Shakespeare aus den Augen Roland Emmerichs

Anonymous, so der Titel von Roland Emmerichs nächsten Film. Statt großer und lauter Action nun also ein Blick auf die Verschwörungstheorie, Shakespeare habe es nie gegeben - und falls er wohl lebte, so hat er nichts selbst geschrieben. Nicht gerade ein archetypisches Thema für den deutschen Weltuntergangsregisseur. Doch wen man will, kann man jedes Thema seinem Stil anpassen. Nun, andere Leute passen ihren Stil dem Thema an, aber dieser Trailer sagt schon alles:



Ohje, sieht recht konfus und albern aus. Sofern kein besseres Promomaterial kommt, bleibt mein Urteil über einen Kinobesuch: Wenn, dann nur aus beruflichen Gründen.

1 Kommentare:

Lutz hat gesagt…

Naja, die Edward de Vere-Theorie wird von vielen der Schakespeare-Forschern, die ihr anhängen, schon fundierter und weniger reißerisch unterfüttert. Von all den "Shakespeares Stücke wurden eigentlich von einem anderen geschrieben"-Theorien ist sie meiner Meinung nach allerdings schon die glaubwürdigste. Ich selbst glaube inzwischen allerdings wieder daran, dass die meisten Stücke von William Shakespeare von William Shakespeare geschrieben wurden.

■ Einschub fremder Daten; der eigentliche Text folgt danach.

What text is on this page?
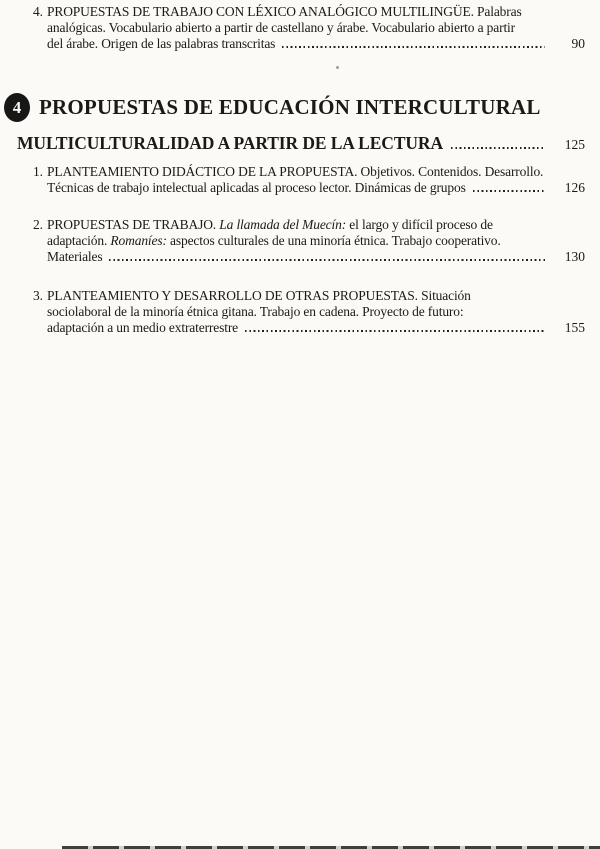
4. PROPUESTAS DE TRABAJO CON LÉXICO ANALÓGICO MULTILINGÜE. Palabras
analógicas. Vocabulario abierto a partir de castellano y árabe. Vocabulario abierto a partir
del árabe. Origen de las palabras transcritas	90
4 PROPUESTAS DE EDUCACIÓN INTERCULTURAL
MULTICULTURALIDAD A PARTIR DE LA LECTURA	125
1. PLANTEAMIENTO DIDÁCTICO DE LA PROPUESTA. Objetivos. Contenidos. Desarrollo.
Técnicas de trabajo intelectual aplicadas al proceso lector. Dinámicas de grupos	126
2. PROPUESTAS DE TRABAJO. La llamada del Muecín: el largo y difícil proceso de
adaptación. Romaníes: aspectos culturales de una minoría étnica. Trabajo cooperativo.
Materiales	130
3. PLANTEAMIENTO Y DESARROLLO DE OTRAS PROPUESTAS. Situación
sociolaboral de la minoría étnica gitana. Trabajo en cadena. Proyecto de futuro:
adaptación a un medio extraterrestre	155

Nach allem, was ich bisher über den Film gelesen und gesehen habe, muss ich aber sagen, dass ich mich drauf freue. Mir kommt das ganze wie eine nett gemachte Räuberpistole vor. Wenn ich mir den Film also ansehe, dann sicher nicht aus beruflichen Gründen, sondern eher aus purem Interesse an Unterhaltung.

Das einzige, was mich tierisch stört, ist, dass Emmerich jeden seiner Filme aus Prinzip immer künstlich als große Enthüllungen bewirbt und so tut, als hätte er die Wahrheit selbst entdeckt, nur, damit darüber geschrieben wird. Ich bin mir sehr sicher, dass Emmerich selbst weiß, dass er Gedankenspiele betreibt (von unterschiedlicher Qualität) die nicht mehr sind als das. Dieses zwanghafte hochpushen seiner Filme kotzt mich jedes Mal an. Ich glaube übrigens, dass die meisten de Vere-Anhänger sich eher darüber ärgern werden, was Emmerich aus ihrer schönen Theorie gemacht hat, als dass sie Dankbarkeit für ihren Fürsprecher empfinden werden.